Amsterdam 8 - 9 - '95

Caro Nico,

 

Veel te lang alweer het bundeltje gehouden dat ik je terug zou sturen. Verwijtend keek in het colofon de nummer 1 mij aan.

Hierbij dus terug met enig commentaar. Wat heeft het immers voor zin als ik je zou lezen en ik niets terug zou schrijven?

Natuurlijk ben ik zo’n verwenste neerlandicus van wie de Muze allang heeft vastgesteld dat ze er niets aan heeft. Maar wij doen ook ons best, soms…

[…..]

Ik heb voor een overigens onbekende stichting “De literaire salon”[ die pas een zekere faam verwierf toen ze vorig jaar luidkeels failliet ging] wel eens poëziecursussen voor gevorderden [ ’s avonds in Openbare leeszalen] gehouden waar ik dan gevoelig verzen voordroeg en verklaarde. Laat ik daarom nu eens ingaan op jouw gedicht “Televisie Festival in Montreux  bij avond”, op de manier waarop ik ook andermans teksten behandelde voor een uiterst welwillend publiek van veelal bejaarde dames.

Wat valt ons op, dames?

Al dadelijk in die eerste zin die “basterdsuikerwerkpaleizen”. Het is natuurlijk een beeld voor grote paleisachtige bouwsels aan het meer van Genève, luxehotels waarschijnlijk, met wellicht het festivalgebouw daartussen. Het woord is vooral grappig en tekenend door de dubbele functie van “werk”. Je hebt tenslotte tegenwoordig werkpaleizen sinds Beatrix ze zo belieft te noemen voor het weelderig nietsdoen dat ze daar in Den Haag beoefent.

Die hotels zijn dus even groots en bombastisch als het woord in verband met royalty suggereert, met een schijn van “nuttigheid”naast de hoog opgehouden voornaamheid. Maar daarnaast maakt hetzelfde “werk” deel uit van de woordgroep suikerwerk: u weet wel fraaie bouwsels van suiker van de banketbakker of mierzoet maar sierliujk snoepwerk van kleinere omvang.

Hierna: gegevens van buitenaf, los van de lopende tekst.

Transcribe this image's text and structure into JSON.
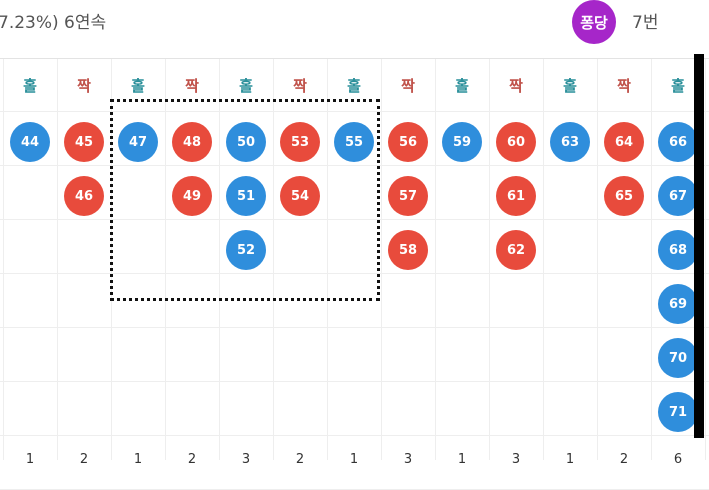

De dichter gebruikt ook de connotaties “lekker”, “duur”, “sierlijk”, maar “nutteloos”en “zoetelijk”van het begrip suikerwerk voor het soort architectuur dat waarschijnlijk in die taartachtige bouwwerken van Montreux is geïnvesteerd.

Maar de verwijzing naar suiker wordt nog gespecificeerd tot basterd-suiker; een meesterlijke trouvaille, die niet alleen de kleursuggestie corrigeert [het suikerwerk wordt nu immers crèmekleurig en niet meer puur wit – wat waarschijnlijk voor die paleizen aan een Zwitsers meer klopt] maar bovendien de basterd-status van die architectuur onderstreept. Een bastaard is een mengvorm; Nèt niet je ware. Die hotels lijken wel paleizen maar zijn intussen puur commerciële bouwsels om de klant extra te laten betalen.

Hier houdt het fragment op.